The basic idea that I am trying to explore is a small planet that can be navigated by the player, but I also want this planet to be similar, but different for each playthrough (hence the procedural-generation tag). At first, I looked into doing this by simply creating a sphere which has it's own type of gravity (doesn't have to be too realistic), but research proved that this had many (too many) obstacles to overcome. Making the gravity work on this sphere would have been complicated, but doable, but then I read that the terrain tools wouldn't work properly and that could be a problem. The last issue that I saw for this, which makes me think that this idea is dead is how strenuous this might be for the systems, since I want the planet to be fairly full of interesting things to explore.

This led me to the idea of a modular system of tiles (if I'm using that term correctly), where I could procedurally generate these tiles, and align them in a spherical shape. I could instantiate and destroy the tiles as needed to preserve system resources, and would make the procedural generation aspect of this easier for me as well (at least I think it will). The problem I see with this model is how to make square (or any other shaped tiles) form a sphere.

I am attempting to build this in UE4. If this is impossible, or at least prohibitively difficult, to do in the engine, then I rather find out now before I get too far along in the project. And any help or resources on how I can do this if possible will be greatly appreciated.

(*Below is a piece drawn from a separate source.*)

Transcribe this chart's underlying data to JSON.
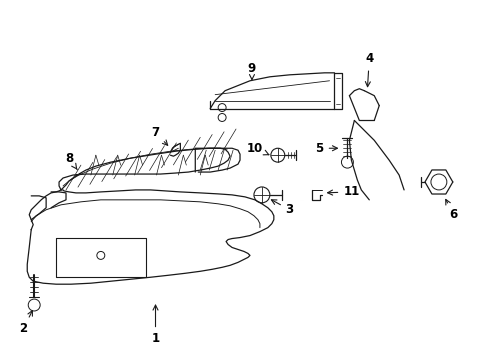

• It sounds to me like your real problem here is analysis paralysis. You consider and discard solutions that have successfully shipped multiple games, mostly on the grounds that they might be hard or expensive. You're unlikely to find a solution for this that is "easy" or "cheap", but when has that ever stopped a game developer? ;) I think you need to start by committing to one method — even if it might later turn out to be terrible — and at least try to prototype it. That will quickly show you which problems are real, and which ones were just imaginary. Then we can help you solve the real ones. – DMGregory Oct 8 '19 at 21:45
• @DMGregory I think that you're correct here. I'm not sure where would be the best place to start, and that was definitely part of my issue. I'm not necessarily looking for an "easy" solution, since I was confident that this would be a somewhat difficult feat, regardless of how I went about it, but I do have a fairly short deadline for how long it can take me to figure out, since it's partially for a school project as well as a personal one. – DrB Oct 9 '19 at 14:00
• So do the quickest and dirtiest thing that might work, and run with it. You said you were thinking of square tiles? Maybe run with that. If you're not sure how to arrange them in a sphere, post a question that asks "How do I build a sphere out of square tiles?" You'll get more focused, actionable, useful answers if you commit to a direction and dig into the precise steps you need help with, rather than asking others to make up your mind for you. – DMGregory Oct 9 '19 at 14:42

I haven't touched UE4 in a while but I'm gonna tell you how I'd tackle it. I would create 3D fractional brownian motion (fbm is iterative octaves of the 3D noise) and add it to the equation of a sphere, I would do it in a vertex shader. Here is something similar I wrote in a pixel shader, note that the noise here is 2D which could be troublesome in your case, but the algorithm is similar:

float map( vec3 p )
{

// Equation of a sphere.
float sphere = length( p + vec3( 0, 150, 0 ) ) - 150.0
// Fractional Brownian Motion.
floar f = fbm( p.xz );

return sphere + f;

}


You could even look for texture based noise for speed. Then you would have to run a Marching Cubes implementation to get a mesh or you could even import the mesh from a modeling software and run the fbm to displace the vertexes so that you already have the topology to skip the Marching Cubes. That's if you really need a sphere but you could substitute the sphere equation for a plane and the 3D noise for a 2D one for a 2.5D heightmap, that is much easier to couple with the UE4 terrain system, if I remember correctly it can create terrains from heightmaps.